368“of course. got a knife?”

“yes.”

“then help me.”

it was a long business, and the sun was well down when they were done, and the skin packed in a tight roll on carington’s back.

“we will hang up the meat and send up for it early to-morrow. it is poor, at best. come, jack. i think you are an inch taller. you have killed a bear!”

“just haven’t i?” said the boy.

“and you are going to be an engineer,” added carington, laughing.

“i don’t know,” said jack. “would michelle tan the skin for me?”

“yes. it shall be smoke-tanned and sent down to you. once smoke-tanned, it is fairly moth-proof, and you will find it does not get stiff after a wetting. the civilized man has never yet learned the art of the tanner.”

“i want it for aunt anne.”

“i thought you said it was for miss rose?”

“no. that was what you said.”

“did i?” and they went on in that uncertain light which is more puzzling than darkness, in and out of the water, or, with exclamations and laughter, pitching over rocks and dead trees.

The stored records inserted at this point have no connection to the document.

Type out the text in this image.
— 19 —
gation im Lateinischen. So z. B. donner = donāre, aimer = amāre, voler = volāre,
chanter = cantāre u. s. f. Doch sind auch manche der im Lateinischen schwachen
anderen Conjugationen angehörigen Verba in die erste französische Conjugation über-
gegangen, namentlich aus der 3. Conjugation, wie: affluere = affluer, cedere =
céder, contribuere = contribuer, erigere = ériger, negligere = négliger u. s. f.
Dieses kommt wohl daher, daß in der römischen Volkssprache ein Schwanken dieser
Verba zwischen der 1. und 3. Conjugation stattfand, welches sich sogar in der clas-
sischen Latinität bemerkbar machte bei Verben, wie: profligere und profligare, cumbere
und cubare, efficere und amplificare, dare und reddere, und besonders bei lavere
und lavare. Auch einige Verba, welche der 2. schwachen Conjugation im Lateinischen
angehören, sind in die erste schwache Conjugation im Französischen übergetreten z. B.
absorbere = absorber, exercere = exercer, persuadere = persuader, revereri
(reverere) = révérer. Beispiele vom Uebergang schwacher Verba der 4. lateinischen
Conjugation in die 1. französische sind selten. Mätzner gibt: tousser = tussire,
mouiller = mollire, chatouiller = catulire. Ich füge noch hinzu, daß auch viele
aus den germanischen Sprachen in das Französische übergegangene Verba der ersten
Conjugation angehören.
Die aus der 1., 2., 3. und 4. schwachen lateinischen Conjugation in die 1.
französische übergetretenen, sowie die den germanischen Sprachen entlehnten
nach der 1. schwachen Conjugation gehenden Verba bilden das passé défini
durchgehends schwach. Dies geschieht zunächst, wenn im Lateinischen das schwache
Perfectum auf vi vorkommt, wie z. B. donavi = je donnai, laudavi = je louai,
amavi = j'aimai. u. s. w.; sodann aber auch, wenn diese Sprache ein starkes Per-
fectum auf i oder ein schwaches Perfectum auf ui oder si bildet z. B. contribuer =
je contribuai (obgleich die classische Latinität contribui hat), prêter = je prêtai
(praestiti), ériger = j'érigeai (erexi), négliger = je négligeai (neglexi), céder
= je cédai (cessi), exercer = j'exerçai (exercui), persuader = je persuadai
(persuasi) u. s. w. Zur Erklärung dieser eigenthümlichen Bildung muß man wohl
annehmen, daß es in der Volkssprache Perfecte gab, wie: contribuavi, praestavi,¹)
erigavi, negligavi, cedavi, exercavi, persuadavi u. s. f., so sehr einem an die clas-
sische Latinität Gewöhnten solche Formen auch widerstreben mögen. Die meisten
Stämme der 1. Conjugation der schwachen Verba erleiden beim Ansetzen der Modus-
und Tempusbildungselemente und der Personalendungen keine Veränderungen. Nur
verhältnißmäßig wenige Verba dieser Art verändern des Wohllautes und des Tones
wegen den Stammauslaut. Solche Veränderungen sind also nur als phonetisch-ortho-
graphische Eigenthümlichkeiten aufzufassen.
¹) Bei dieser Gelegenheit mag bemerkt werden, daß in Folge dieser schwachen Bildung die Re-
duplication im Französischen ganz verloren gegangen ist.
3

half-way down the hill carington stopped. the brook-channel they were following descended to the river in a widening gorge. he intended to follow it, and, after seeing colkett, meant to rejoin jack, as he had previously arranged. he now set the boy on a disused lumber-road leading to the clearing, saying, 369at last, “this is my way. you may see the porcupine in the open to the left, but be careful how you shoot. confound it! how much longer do you think i am going to be your pack-mule? i shall kick. here, carry your own plunder.” and, laughing, he cast the bearskin on the ground.

jack’s face lit up. this, of all things, was to be desired.

“i was going to ask you if i might carry it a bit.”

“were you? well, be off, and, if you lose yourself, remember that all the slopes lead to the river.”

“yes. as if any fellow didn’t know that!” said jack to himself, as he trudged away, very proud, with the bearskin on his back.